Let's say you're a core facility serving customers both internal and external to your institution. You want to have an efficient way to distribute NGS data such as BAM files, FASTQ, and custom QC reports to your customers. You're open to pretty much any method as long as it is reliable, cost-effective, and convenient for both you and your customers. How would you accomplish this?
In principle, I like this idea too.
However, there are two main drawbacks: 1) confidentiality. People often don't like data leaving the institution. 2) doing analysis in the cloud is hardly routine at the moment, so you'd be wasting time and money putting the data in the cloud only for it be downloaded to local storage again.

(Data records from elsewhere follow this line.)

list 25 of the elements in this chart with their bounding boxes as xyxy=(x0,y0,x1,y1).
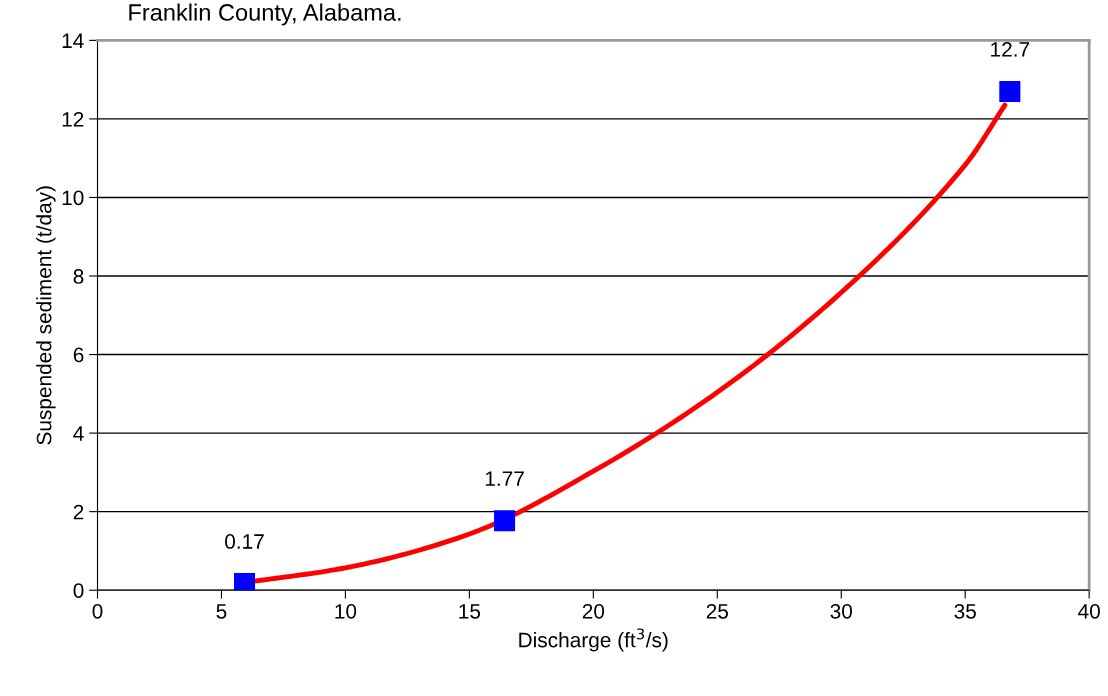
y-tick-label: 0 xyxy=(73,583,84,598)
chart-title: Franklin County, Alabama. xyxy=(129,3,401,26)
x-tick-label: 5 xyxy=(216,604,227,619)
y-tick-label: 14 xyxy=(62,33,84,48)
y-tick-label: 6 xyxy=(73,347,84,363)
y-tick-label: 8 xyxy=(73,269,84,284)
x-tick-label: 20 xyxy=(582,603,605,619)
point xyxy=(999,80,1021,102)
y-tick-label: 12 xyxy=(62,111,84,127)
point xyxy=(494,510,516,532)
y-tick-label: 10 xyxy=(62,190,84,206)
data-label: 12.7 xyxy=(991,42,1030,57)
y-tick-label: 4 xyxy=(73,426,84,441)
x-tick-label: 10 xyxy=(335,603,357,619)
x-axis-title: Discharge (ft$^{3}$/s) xyxy=(519,628,668,652)
data-label: 1.77 xyxy=(485,471,524,486)
x-tick-label: 30 xyxy=(830,603,853,619)
data-label: 0.17 xyxy=(225,534,264,549)
x-tick-label: 0 xyxy=(92,603,103,619)
x-tick-label: 15 xyxy=(459,604,481,619)
x-tick-label: 40 xyxy=(1078,603,1100,619)
y-tick-label: 2 xyxy=(73,504,84,520)
x-tick-label: 35 xyxy=(954,603,976,619)
x-tick-label: 25 xyxy=(706,603,729,619)
y-axis-title: Suspended sediment (t/day) xyxy=(36,186,56,445)
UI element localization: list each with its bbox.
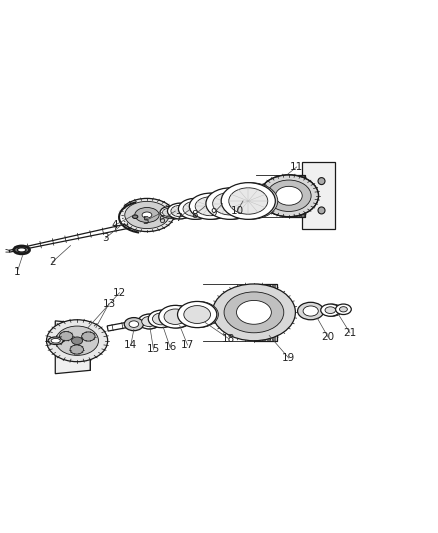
Text: 9: 9	[210, 208, 217, 218]
Ellipse shape	[124, 318, 144, 330]
Polygon shape	[302, 162, 335, 229]
Text: 17: 17	[181, 340, 194, 350]
Ellipse shape	[48, 337, 64, 344]
Ellipse shape	[56, 326, 99, 356]
Ellipse shape	[71, 337, 83, 344]
Ellipse shape	[159, 305, 192, 328]
Text: 16: 16	[163, 342, 177, 352]
Text: 5: 5	[142, 216, 149, 225]
Ellipse shape	[51, 338, 60, 343]
Ellipse shape	[138, 314, 160, 329]
Ellipse shape	[191, 193, 233, 220]
Text: 7: 7	[176, 213, 182, 223]
Ellipse shape	[167, 203, 192, 219]
Text: 10: 10	[231, 206, 244, 216]
Text: 6: 6	[158, 215, 165, 225]
Ellipse shape	[318, 207, 325, 214]
Ellipse shape	[135, 207, 159, 222]
Ellipse shape	[276, 187, 302, 205]
Ellipse shape	[14, 246, 29, 254]
Text: 12: 12	[113, 288, 126, 298]
Ellipse shape	[189, 193, 231, 220]
Ellipse shape	[212, 192, 247, 215]
Ellipse shape	[139, 314, 161, 329]
Text: 1: 1	[14, 266, 21, 277]
Ellipse shape	[303, 306, 318, 316]
Ellipse shape	[221, 183, 276, 220]
Ellipse shape	[208, 188, 256, 220]
Text: 21: 21	[343, 328, 357, 338]
Text: 15: 15	[147, 344, 160, 354]
Ellipse shape	[60, 332, 73, 341]
Ellipse shape	[178, 198, 212, 220]
Text: 18: 18	[222, 334, 235, 344]
Ellipse shape	[179, 302, 219, 328]
Ellipse shape	[195, 197, 226, 216]
Ellipse shape	[224, 183, 278, 220]
Ellipse shape	[267, 180, 311, 212]
Ellipse shape	[129, 321, 139, 327]
Ellipse shape	[229, 188, 268, 214]
Ellipse shape	[184, 305, 211, 324]
Ellipse shape	[46, 320, 108, 362]
Ellipse shape	[325, 307, 336, 313]
Ellipse shape	[142, 212, 152, 218]
Text: 8: 8	[191, 211, 198, 221]
Ellipse shape	[148, 310, 174, 328]
Ellipse shape	[259, 175, 318, 217]
Ellipse shape	[161, 207, 178, 218]
Ellipse shape	[297, 302, 324, 320]
Ellipse shape	[164, 309, 187, 325]
Ellipse shape	[206, 188, 254, 220]
Ellipse shape	[133, 215, 138, 219]
Polygon shape	[107, 308, 206, 331]
Ellipse shape	[160, 305, 193, 328]
Ellipse shape	[321, 304, 340, 316]
Ellipse shape	[162, 208, 175, 216]
Ellipse shape	[323, 304, 342, 316]
Ellipse shape	[142, 317, 156, 327]
Text: 14: 14	[124, 340, 138, 350]
Ellipse shape	[224, 292, 284, 333]
Ellipse shape	[120, 198, 174, 231]
Text: 4: 4	[112, 220, 118, 230]
Ellipse shape	[318, 177, 325, 184]
Ellipse shape	[237, 301, 272, 324]
Ellipse shape	[125, 201, 169, 229]
Ellipse shape	[70, 345, 84, 354]
Text: 2: 2	[49, 257, 56, 267]
Polygon shape	[55, 321, 90, 374]
Ellipse shape	[171, 205, 188, 217]
Text: 11: 11	[290, 162, 304, 172]
Ellipse shape	[339, 306, 347, 312]
Ellipse shape	[152, 313, 170, 325]
Ellipse shape	[212, 284, 295, 341]
Ellipse shape	[81, 332, 95, 341]
Polygon shape	[289, 175, 305, 217]
Ellipse shape	[177, 302, 217, 328]
Ellipse shape	[18, 248, 26, 252]
Polygon shape	[9, 211, 185, 252]
Ellipse shape	[169, 203, 193, 219]
Polygon shape	[254, 284, 277, 341]
Text: 19: 19	[282, 353, 296, 363]
Ellipse shape	[336, 304, 351, 314]
Text: 13: 13	[102, 298, 116, 309]
Text: 3: 3	[102, 233, 109, 243]
Ellipse shape	[160, 207, 177, 218]
Text: 20: 20	[321, 332, 335, 342]
Ellipse shape	[149, 310, 176, 328]
Ellipse shape	[180, 198, 213, 220]
Ellipse shape	[183, 201, 207, 216]
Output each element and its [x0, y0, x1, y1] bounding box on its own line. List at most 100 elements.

1) True, see USA Patriot Act : data encryption should be considered. 2) The question is not about the computation but sharing data.
Indeed, the original question was about sharing, but I replied to the answer which suggested EC2 storage was a good solution because of computation (amongst other reasons). I was refering to that, not the original question.

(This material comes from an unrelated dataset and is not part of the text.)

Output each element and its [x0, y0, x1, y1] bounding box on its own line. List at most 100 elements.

I appreciate the thoughts. You are absolutely correct that people don't like data to leave the institution. S3 is FISMA "moderate" certified, which good enough for protected health information. Public key encryption would secure data transmission, and some kind of passkey encryption should be used for securing access to the files.
With respect to the comment about "putting data in the cloud": S3 is a content distribution network plain an simple. You are likely using it every day without realizing it (especially if you use Dropbox). EC2, on the other hand, is a platform for "cloud" computing. It would definitely be wasteful to store your genomic data on an EC2 server for distribution, just as it is wasteful to transfer files "in" to the cloud for analysis. Placing the data on S3 eliminate both issues by providing fast and reliable distribution to the wider internet, as well as immediate transfer within all of Amazon's web services.
Ah, ok. I may have misunderstood what S3 is. Thanks for the clarification.